4 - Éléments de base du décor (diverses régions d'Algérie)

Puisqu'avec les akoufi, nous venons d'évoquer le décor, abordons celui de la poterie modelée proprement dite. Il en constitue un élément très important, parachevant l'aspect artistique de cette confection qui, hors son usage, accrochée au mur de la maison, joue en effet un rôle décoratif. On a vu que le décor n'affecte pas toutes les poteries, mais beaucoup en arborent et souvent de forts savants. Il n'est pas question ici des décors en relief dont on se souvient qu'ils sont faits sur poterie encore humide, que ce soit ceux des akoufi que l'on vient de voir ou ceux de certaines pièces de feu, kanoun, marmites ou enfin ceux habituellement pratiqués dans certaines régions (Aurès, diverses zones tunisiennes). Il s'agit ici des motifs peints avant cuisson lorsque les colorants utilisés sont d'origine minérale, ou après cuisson lorsqu'ils sont extraits de végétaux. Ces motifs sont non figuratifs; quelqu'en soit la variété infinie, ils ont essentiellement pour base la ligne droite et le triangle. Il est possible que les instruments utilisés ne soient pas très adaptés à la réalisation de motifs curvilignes. Mais l'exécution de motifs rigoureusement rectilignes sur des surfaces le plus souvent courbes, demande une très haute dextérité.

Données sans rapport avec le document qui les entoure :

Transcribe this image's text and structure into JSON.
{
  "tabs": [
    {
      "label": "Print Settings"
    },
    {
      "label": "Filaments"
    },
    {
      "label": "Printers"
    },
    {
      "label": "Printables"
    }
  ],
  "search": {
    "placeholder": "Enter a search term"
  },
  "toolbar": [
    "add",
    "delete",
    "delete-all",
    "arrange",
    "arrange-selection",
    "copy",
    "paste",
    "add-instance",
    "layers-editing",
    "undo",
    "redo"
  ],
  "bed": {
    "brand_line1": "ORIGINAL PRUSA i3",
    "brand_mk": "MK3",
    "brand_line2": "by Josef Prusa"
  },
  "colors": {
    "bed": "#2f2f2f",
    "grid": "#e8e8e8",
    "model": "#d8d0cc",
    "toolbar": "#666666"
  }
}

Éléments du décor peint de la poterie modelée algérienne
Fig.20.-Éléments du décor peint de la poterie modelée algérienne

Sans chercher à répertorier et à classer la grande variété des motifs, on peut en donner ici des repaires (note du site :ou repères?) puisés dans les différentes régions d'Algérie, chacune d'elles ayant ses registres (fig. 20):
- La droite isolée est rare mais fréquente est l'association de droites parallèles servant souvent à séparer des champs: ce sont de nombreuses parallèles fines, généralement verticales, formant faisceau (Djurdjura, zone centrale de Grande Kabylie...), ou deux ou trois parallèles horizontales très épaisses pouvant renfermer entre elles une arête de poisson ou une sinusoïde (Petite Kabylie, ouest de Constantine); dans les régions comportant un décor à faisceaux de droites fines, ceux-ci peuvent apparaître ailleurs notamment pour border des triangles.
- Les droites croisées résultent du croisement entre deux ou trois faisceaux de fines parallèles. Le double réseau forme, selon le cas, des losanges, des carrés ou des rectangles pouvant subir (Chenoua, Grande Kabylie...) ou non (Monts des Traras) un remplissage en damier; il peut être constitué de lignes doubles (Traras). Le triple réseau forme des triangles pouvant être agrémentés d'un remplissage (Chenoua).
- La droite brisée simple, mais le plus souvent double ou triple, forme des zigzags comportant éventuellement des remplissages divers pouvant conduire à différents types de chaînages (Petite Kabylie et ouest de Constantine).
- Le triangle peut renfermer un décor de lignes et de réseaux plus ou moins complexes (Grande Kabylie). Plusieurs triangles peuvent s'assembler pour former sabliers (Oued Isser), croix de Malte (Oued Isser), losanges (Grande Kabylie), décorés des différents dispositifs précédents. On en arrive à des figures très complexes comportant l'arsenal de toutes ces possibilités, terme de cette composition géométrique linéaire.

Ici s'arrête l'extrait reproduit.